Winning that game, alone, wouldn't have won Murray the match. But it certainly would have given him hard-to-stop momentum that might have taken his mind off the painful blister developing on his right foot.
"At this level, it can come down to just a few points here or there. My probably biggest chance was at the beginning of the second set; (I) didn't quite get it. When Novak had his chance at the end of the third, he got his," Murray said.
Another turning point was Murray's loss of concentration at 2-2 in the second tiebreaker. Interrupting his service action because a white feather was floating onto the court, then catching it and getting rid of it only to serve a double-fault suggested that Murray still lets too many outside influences interfere with his focus.
"It just caught my eye before I served. I thought it was a good idea to move it," Murray said. "Maybe it wasn't because I obviously double-faulted."
So Murray remains a work in progress, not the finished product. Lendl still has work to do.

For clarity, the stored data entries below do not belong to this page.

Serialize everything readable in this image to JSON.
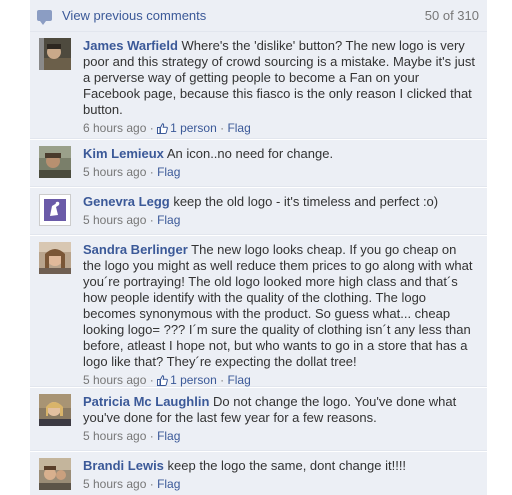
{
  "header": {
    "view_previous": "View previous comments",
    "count": "50 of 310"
  },
  "comments": [
    {
      "author": "James Warfield",
      "text": "Where's the 'dislike' button? The new logo is very poor and this strategy of crowd sourcing is a mistake. Maybe it's just a perverse way of getting people to become a Fan on your Facebook page, because this fiasco is the only reason I clicked that button.",
      "time": "6 hours ago",
      "likes": "1 person",
      "flag": "Flag"
    },
    {
      "author": "Kim Lemieux",
      "text": "An icon..no need for change.",
      "time": "5 hours ago",
      "flag": "Flag"
    },
    {
      "author": "Genevra Legg",
      "text": "keep the old logo - it's timeless and perfect :o)",
      "time": "5 hours ago",
      "flag": "Flag"
    },
    {
      "author": "Sandra Berlinger",
      "text": "The new logo looks cheap. If you go cheap on the logo you might as well reduce them prices to go along with what you´re portraying! The old logo looked more high class and that´s how people identify with the quality of the clothing. The logo becomes synonymous with the product. So guess what... cheap looking logo= ??? I´m sure the quality of clothing isn´t any less than before, atleast I hope not, but who wants to go in a store that has a logo like that? They´re expecting the dollat tree!",
      "time": "5 hours ago",
      "likes": "1 person",
      "flag": "Flag"
    },
    {
      "author": "Patricia Mc Laughlin",
      "text": "Do not change the logo. You've done what you've done for the last few year for a few reasons.",
      "time": "5 hours ago",
      "flag": "Flag"
    },
    {
      "author": "Brandi Lewis",
      "text": "keep the logo the same, dont change it!!!!",
      "time": "5 hours ago",
      "flag": "Flag"
    }
  ],
  "separator": " · ",
  "icons": {
    "comment": "comment-bubble-icon",
    "like": "thumbs-up-icon"
  },
  "colors": {
    "link": "#3b5998",
    "background": "#eceff5",
    "meta": "#777777"
  }
}
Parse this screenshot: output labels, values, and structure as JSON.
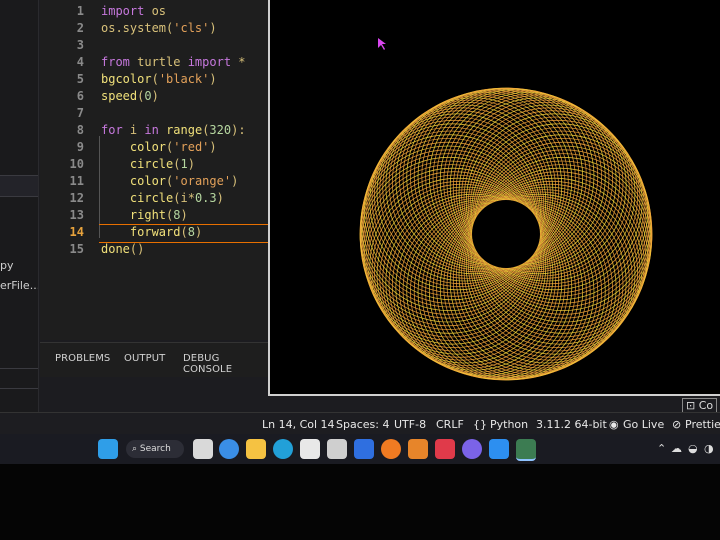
{
  "sidebar": {
    "items": [
      {
        "label": "py"
      },
      {
        "label": "erFile...."
      }
    ]
  },
  "editor": {
    "active_line": 14,
    "lines": [
      {
        "num": "1",
        "tokens": [
          [
            "kw",
            "import"
          ],
          [
            "plain",
            " os"
          ]
        ]
      },
      {
        "num": "2",
        "tokens": [
          [
            "plain",
            "os.system("
          ],
          [
            "str",
            "'cls'"
          ],
          [
            "plain",
            ")"
          ]
        ]
      },
      {
        "num": "3",
        "tokens": []
      },
      {
        "num": "4",
        "tokens": [
          [
            "kw",
            "from"
          ],
          [
            "plain",
            " turtle "
          ],
          [
            "kw",
            "import"
          ],
          [
            "plain",
            " *"
          ]
        ]
      },
      {
        "num": "5",
        "tokens": [
          [
            "fn",
            "bgcolor"
          ],
          [
            "plain",
            "("
          ],
          [
            "str",
            "'black'"
          ],
          [
            "plain",
            ")"
          ]
        ]
      },
      {
        "num": "6",
        "tokens": [
          [
            "fn",
            "speed"
          ],
          [
            "plain",
            "("
          ],
          [
            "num",
            "0"
          ],
          [
            "plain",
            ")"
          ]
        ]
      },
      {
        "num": "7",
        "tokens": []
      },
      {
        "num": "8",
        "tokens": [
          [
            "kw",
            "for"
          ],
          [
            "plain",
            " i "
          ],
          [
            "kw",
            "in"
          ],
          [
            "plain",
            " "
          ],
          [
            "fn",
            "range"
          ],
          [
            "plain",
            "("
          ],
          [
            "num",
            "320"
          ],
          [
            "plain",
            "):"
          ]
        ]
      },
      {
        "num": "9",
        "tokens": [
          [
            "plain",
            "    "
          ],
          [
            "fn",
            "color"
          ],
          [
            "plain",
            "("
          ],
          [
            "str",
            "'red'"
          ],
          [
            "plain",
            ")"
          ]
        ]
      },
      {
        "num": "10",
        "tokens": [
          [
            "plain",
            "    "
          ],
          [
            "fn",
            "circle"
          ],
          [
            "plain",
            "("
          ],
          [
            "num",
            "1"
          ],
          [
            "plain",
            ")"
          ]
        ]
      },
      {
        "num": "11",
        "tokens": [
          [
            "plain",
            "    "
          ],
          [
            "fn",
            "color"
          ],
          [
            "plain",
            "("
          ],
          [
            "str",
            "'orange'"
          ],
          [
            "plain",
            ")"
          ]
        ]
      },
      {
        "num": "12",
        "tokens": [
          [
            "plain",
            "    "
          ],
          [
            "fn",
            "circle"
          ],
          [
            "plain",
            "(i*"
          ],
          [
            "num",
            "0.3"
          ],
          [
            "plain",
            ")"
          ]
        ]
      },
      {
        "num": "13",
        "tokens": [
          [
            "plain",
            "    "
          ],
          [
            "fn",
            "right"
          ],
          [
            "plain",
            "("
          ],
          [
            "num",
            "8"
          ],
          [
            "plain",
            ")"
          ]
        ]
      },
      {
        "num": "14",
        "tokens": [
          [
            "plain",
            "    "
          ],
          [
            "fn",
            "forward"
          ],
          [
            "plain",
            "("
          ],
          [
            "num",
            "8"
          ],
          [
            "plain",
            ")"
          ]
        ]
      },
      {
        "num": "15",
        "tokens": [
          [
            "fn",
            "done"
          ],
          [
            "plain",
            "()"
          ]
        ]
      }
    ]
  },
  "panel": {
    "tabs": [
      "PROBLEMS",
      "OUTPUT",
      "DEBUG CONSOLE"
    ]
  },
  "terminal_button": "Co",
  "statusbar": {
    "position": "Ln 14, Col 14",
    "spaces": "Spaces: 4",
    "encoding": "UTF-8",
    "eol": "CRLF",
    "language": "Python",
    "interpreter": "3.11.2 64-bit",
    "golive": "Go Live",
    "prettier": "Prettier"
  },
  "taskbar": {
    "search_label": "Search"
  },
  "colors": {
    "spiral_outer": "#f2a53a",
    "spiral_inner": "#f7d23a",
    "accent": "#e76f00"
  }
}
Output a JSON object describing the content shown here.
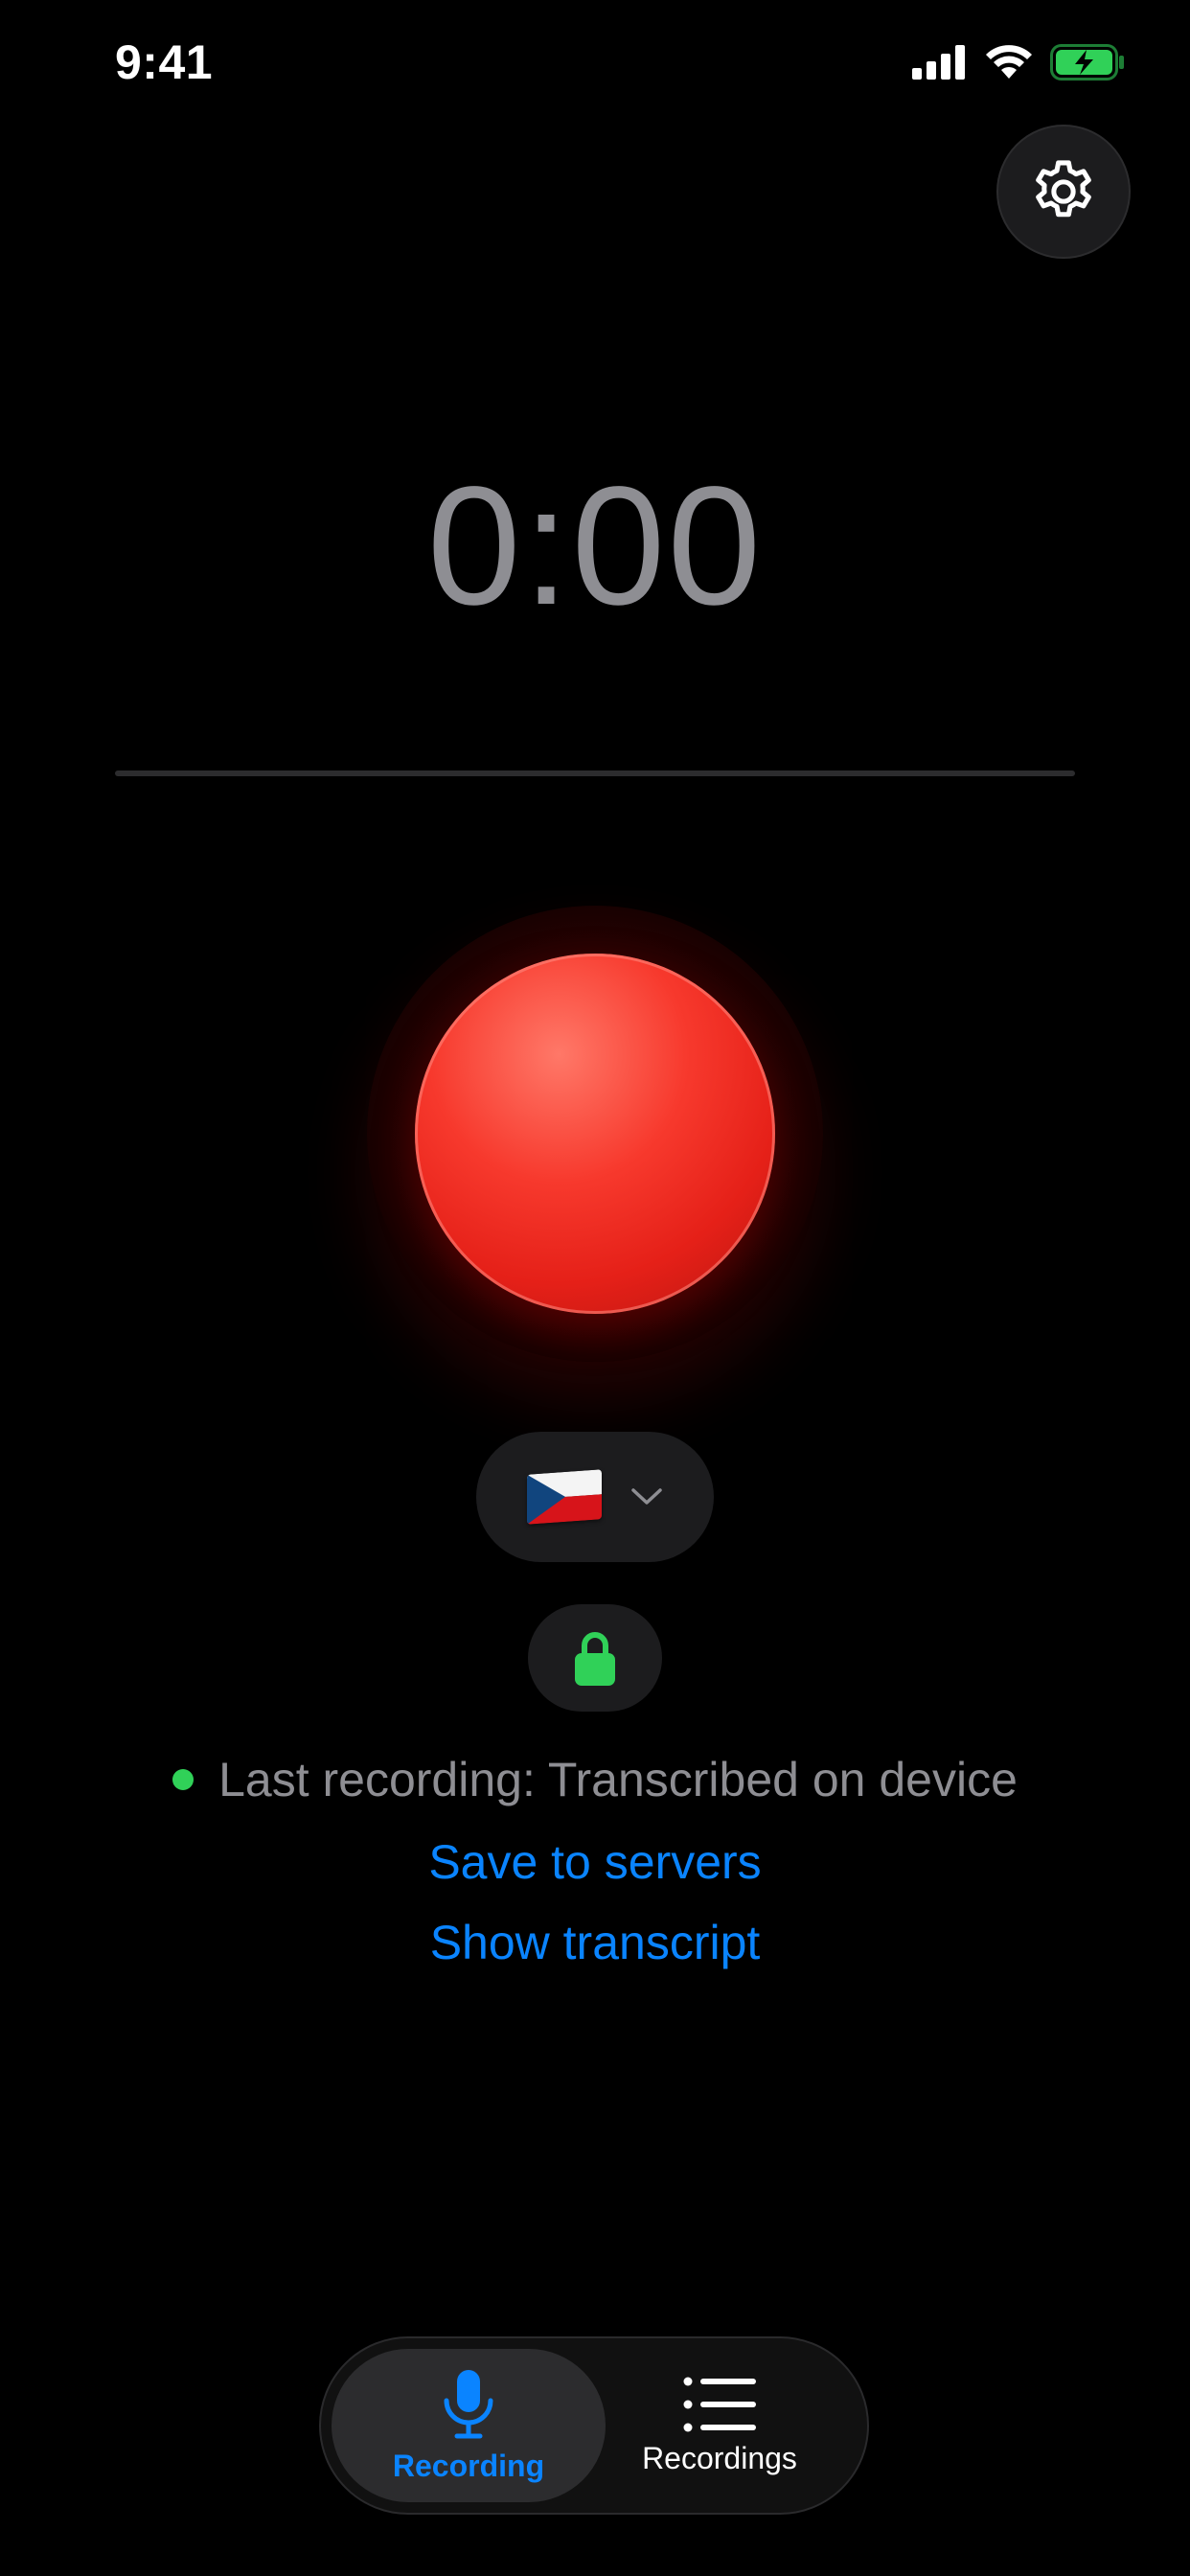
{
  "status_bar": {
    "time": "9:41",
    "icons": [
      "cellular-signal-icon",
      "wifi-icon",
      "battery-charging-icon"
    ],
    "battery_color": "#30d158"
  },
  "header": {
    "settings_icon": "gear-icon"
  },
  "recorder": {
    "timer": "0:00",
    "record_button_color": "#e52018"
  },
  "language": {
    "selected_flag": "Czech flag",
    "chevron_icon": "chevron-down-icon"
  },
  "privacy": {
    "icon": "lock-icon",
    "color": "#30d158"
  },
  "last_recording": {
    "status_dot_color": "#30d158",
    "status_text": "Last recording: Transcribed on device",
    "save_link": "Save to servers",
    "show_link": "Show transcript"
  },
  "tabbar": {
    "tabs": [
      {
        "label": "Recording",
        "icon": "microphone-icon",
        "active": true
      },
      {
        "label": "Recordings",
        "icon": "list-icon",
        "active": false
      }
    ],
    "accent": "#0a84ff"
  }
}
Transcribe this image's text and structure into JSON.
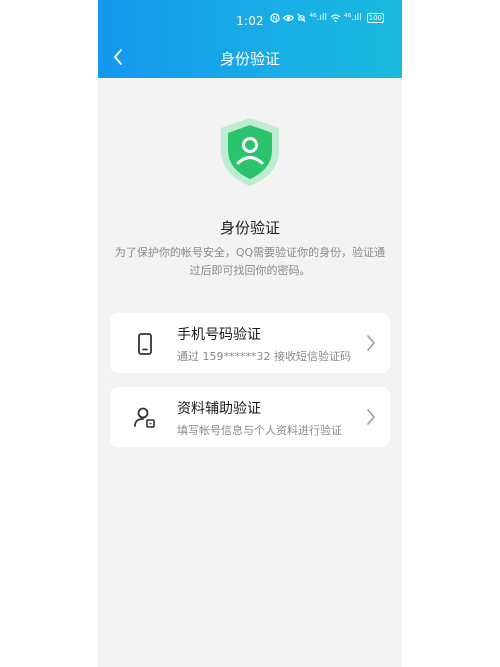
{
  "status": {
    "time": "1:02",
    "signal_1": "⁴⁶.ıll",
    "signal_2": "⁴⁶.ıll",
    "battery": "100"
  },
  "header": {
    "title": "身份验证"
  },
  "main": {
    "title": "身份验证",
    "description": "为了保护你的帐号安全，QQ需要验证你的身份，验证通过后即可找回你的密码。"
  },
  "options": [
    {
      "title": "手机号码验证",
      "subtitle": "通过 159******32 接收短信验证码",
      "icon": "phone-icon"
    },
    {
      "title": "资料辅助验证",
      "subtitle": "填写帐号信息与个人资料进行验证",
      "icon": "user-id-icon"
    }
  ],
  "colors": {
    "header_start": "#1597ee",
    "header_end": "#1ab9de",
    "shield_green": "#2bc46c",
    "background": "#f3f3f3"
  }
}
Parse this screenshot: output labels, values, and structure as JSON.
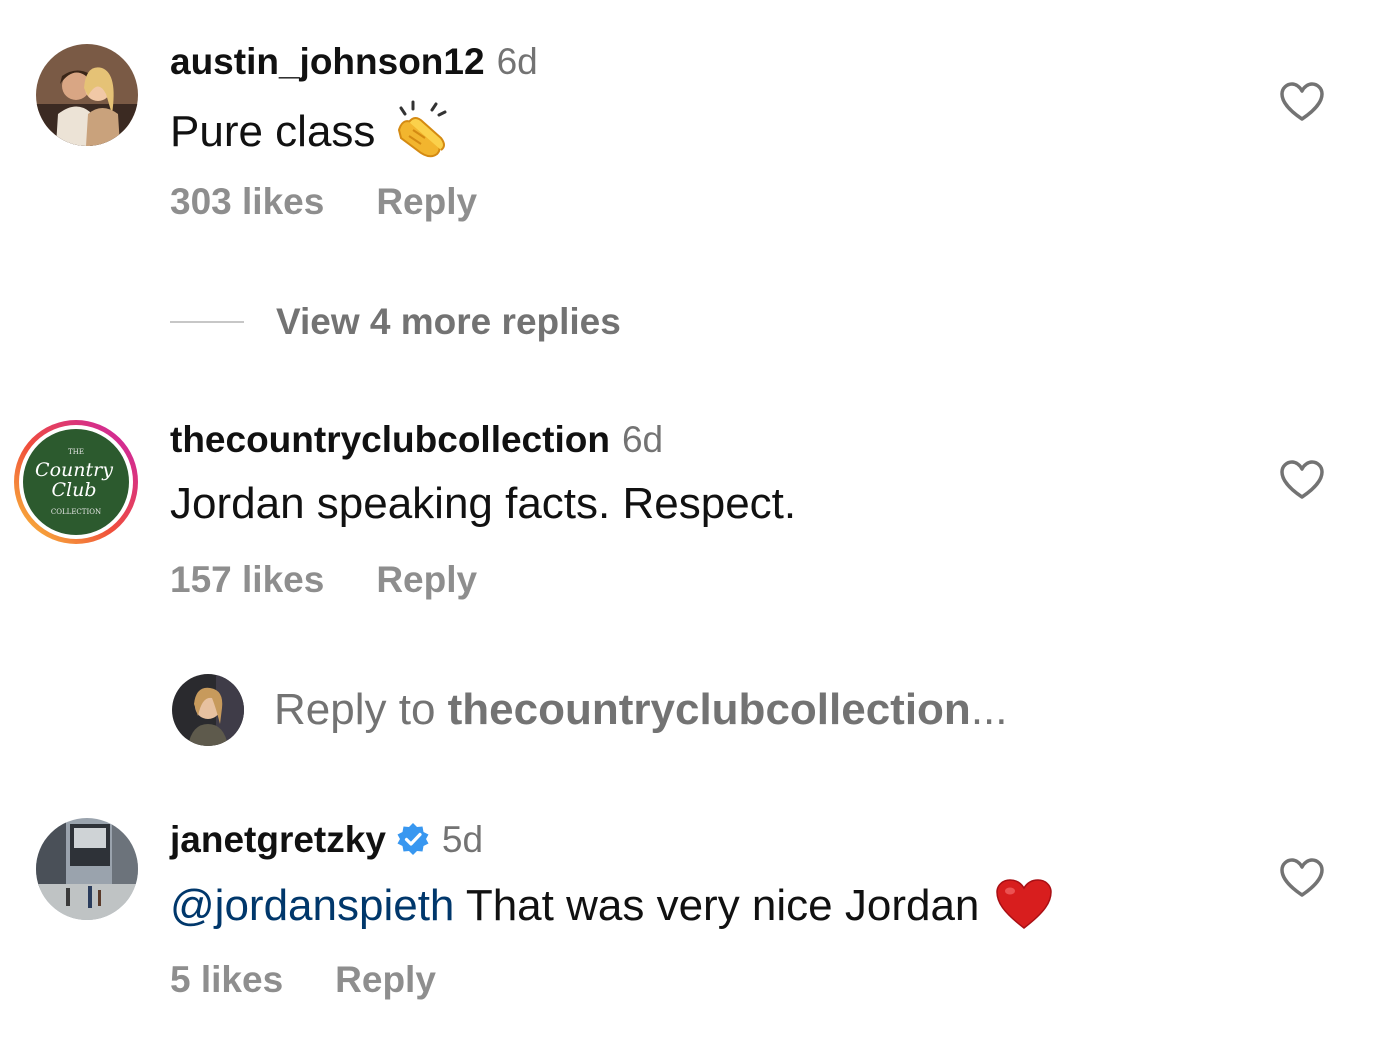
{
  "comments": [
    {
      "username": "austin_johnson12",
      "time": "6d",
      "text": "Pure class",
      "emoji": "clapping-hands",
      "likes": "303 likes",
      "reply_label": "Reply"
    },
    {
      "username": "thecountryclubcollection",
      "time": "6d",
      "text": "Jordan speaking facts. Respect.",
      "likes": "157 likes",
      "reply_label": "Reply",
      "avatar_logo": {
        "top": "THE",
        "line1": "Country",
        "line2": "Club",
        "bottom": "COLLECTION"
      }
    },
    {
      "username": "janetgretzky",
      "verified": true,
      "time": "5d",
      "mention": "@jordanspieth",
      "text": "That was very nice Jordan",
      "emoji": "red-heart",
      "likes": "5 likes",
      "reply_label": "Reply"
    }
  ],
  "view_more_replies": "View 4 more replies",
  "reply_input": {
    "prefix": "Reply to ",
    "target": "thecountryclubcollection",
    "suffix": "..."
  },
  "colors": {
    "text": "#111111",
    "secondary": "#737373",
    "meta": "#8e8e8e",
    "mention": "#00376b",
    "verified": "#3897f0"
  }
}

Lendl understands Murray because, like the Scot, he lost his first four major finals before winning his fifth — the 1984 French Open. Lendl's jagged career path of sustained disappointment followed by eventual long-term success should again offer hope to Murray. After his 1984 breakthrough, Lendl lost his sixth major final, as Murray has now done, and his seventh, too. But the career record Lendl retired with — eight titles from 19 major finals — is one Murray would doubtless give his hind teeth for. A moral of Lendl's story is try and then try again, making him the perfect coach to extricate Murray from the trough of this latest defeat.
Together, Djokovic, Nadal, Federer and Murray form a Fab Four who have separated themselves from the rest of the men's field with the sustained excellence of their play.
But Murray remains the group's Ringo Starr — still bringing up the rear. He needs more hits of his own for that to change.